- Citizenship: Uganda
- Education: Bachelor of Medicine, Bachelor of Surgery
- Alma mater: Makerere University, Gayaza High School, Nakasero Primary School
- Occupations: Doctor, Activist, Educactor
- Employer: Government of Uganda
- Mother: The Late Joyce Mungherera
- Relatives: The Late Margaret Mungherera (Sister)
- Awards: Red Ribbon Award 2008. Equality Award for Solidarity for Health 2015. HIHA awards Life Time Award category 2023.

= Lydia Mungherera =

Ugandan Medical Doctor

Lydia Mungherera is a Ugandan medical doctor, educator, HIV/AIDS activist, and Global Policy and Advocacy Officer. She is the founder and CEO of Mamas Club Uganda, Co-Founder, The Global Athena Network, board member at Uganda AIDS Commission (UAC), and The International Community of Women Living With HIV. She works with TASO, the AIDS Support Organization in Uganda.

She was a Global Fund board member in 2020. She is in the struggle against HIV, TB and TB/HIV fight continually emphasizing to the world that women and girls are vulnerable should be given attention. She was elected President Uganda Medical Association in 2000 (first woman to hold that position) and later became President World Medical Association in 2013(first black to hold the position). She further supported the International Violence Against Women Act (IVAWA), a U.S policy that several dismissed as "cultural imperialism" . She founded the Pan African Treatment Access Movement and joined the International Community of Women Living with HIV (ICW), representing the network in UNAIDS and WHO in Geneva since 2003.

== Early life and education ==
Mungherera who has five siblings (Including the late Dr Margaret Mungherera) was born to the late Joyce Mungherera. She attended Nakasero Primary School and Gayaza High School for her secondary education and was admitted to Makerere University where she studied Medicine.
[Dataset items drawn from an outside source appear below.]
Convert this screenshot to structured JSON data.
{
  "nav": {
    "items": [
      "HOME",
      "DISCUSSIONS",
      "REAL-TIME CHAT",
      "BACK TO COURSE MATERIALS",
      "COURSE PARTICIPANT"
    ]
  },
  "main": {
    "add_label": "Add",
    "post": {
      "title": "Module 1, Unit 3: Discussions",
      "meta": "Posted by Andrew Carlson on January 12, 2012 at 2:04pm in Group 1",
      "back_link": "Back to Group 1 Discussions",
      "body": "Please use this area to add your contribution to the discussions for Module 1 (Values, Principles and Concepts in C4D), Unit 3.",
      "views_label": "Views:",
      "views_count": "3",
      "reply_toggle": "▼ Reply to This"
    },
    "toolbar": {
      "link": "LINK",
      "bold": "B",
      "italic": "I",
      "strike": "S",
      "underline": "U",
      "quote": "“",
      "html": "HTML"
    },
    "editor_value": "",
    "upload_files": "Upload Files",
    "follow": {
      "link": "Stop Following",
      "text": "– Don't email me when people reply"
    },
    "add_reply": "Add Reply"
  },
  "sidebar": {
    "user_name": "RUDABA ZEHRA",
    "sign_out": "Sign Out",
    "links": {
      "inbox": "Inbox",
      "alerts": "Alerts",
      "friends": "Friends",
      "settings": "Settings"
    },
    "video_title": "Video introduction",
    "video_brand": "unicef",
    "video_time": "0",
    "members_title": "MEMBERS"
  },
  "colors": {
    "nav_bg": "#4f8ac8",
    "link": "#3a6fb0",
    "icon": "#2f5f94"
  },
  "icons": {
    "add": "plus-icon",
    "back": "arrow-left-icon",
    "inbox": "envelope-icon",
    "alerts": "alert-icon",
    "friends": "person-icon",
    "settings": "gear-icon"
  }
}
She was diagnosed with HIV in 1997 in South Africa where she had been working for about 8 years she was brought back to Uganda where she started on ARVs treatment and made a recovery and in 1998.

== Career ==
Mungherera qualified as a doctor in 1984, started working with communities in 1998. She worked as a Medical doctor in South Africa for about 8 years as a doctor. She joined TASO in 1999,was elected President Uganda Medical Association in 2000 and later became President World Medical Association in 2013 ,In 2004, she founded Mamas Club and is the Executive Director, Mamas Club Uganda and co-founded Uganda Cares in Masaka, to offer free anti-retroviral drugs to people living with HIV. She is also Co-Founder, The Global Athena Network.

Serves as a delegate on the Programme Coordinating Board (PCB) where she represents African NGOs on the UNAIDS board since 2003, Board member at Uganda AIDS Commission (UAC) and is on the Health Policy Advisory Committee (HPAC).

Member, The International Community of Women Living With HIV.

Member of the Doctors fraternity Uganda Medical Association(UMA).

Member of the Men Engage Gender Equality Network of Uganda, which is a platform for she uses to emphasize men's roles in sexual and reproductive health Rights.

== Awards and accomplishments ==

- Won the Red Ribbon Award at the 17th International AIDS Conference in Mexico City on 2008.
- Won Equality Award for Solidarity for Health under SMUG GALA AND EQUALITY AWARDS 2015.
- Winner HIHA awards, Life Time Award category, 2023.
- Finalist Africa Healthcare Awards 2024.

== Personal life ==
Mungherera has lived a life with HIV/AIDS, which killed her husband in 1992. She never re-married but has two children a son and daughter.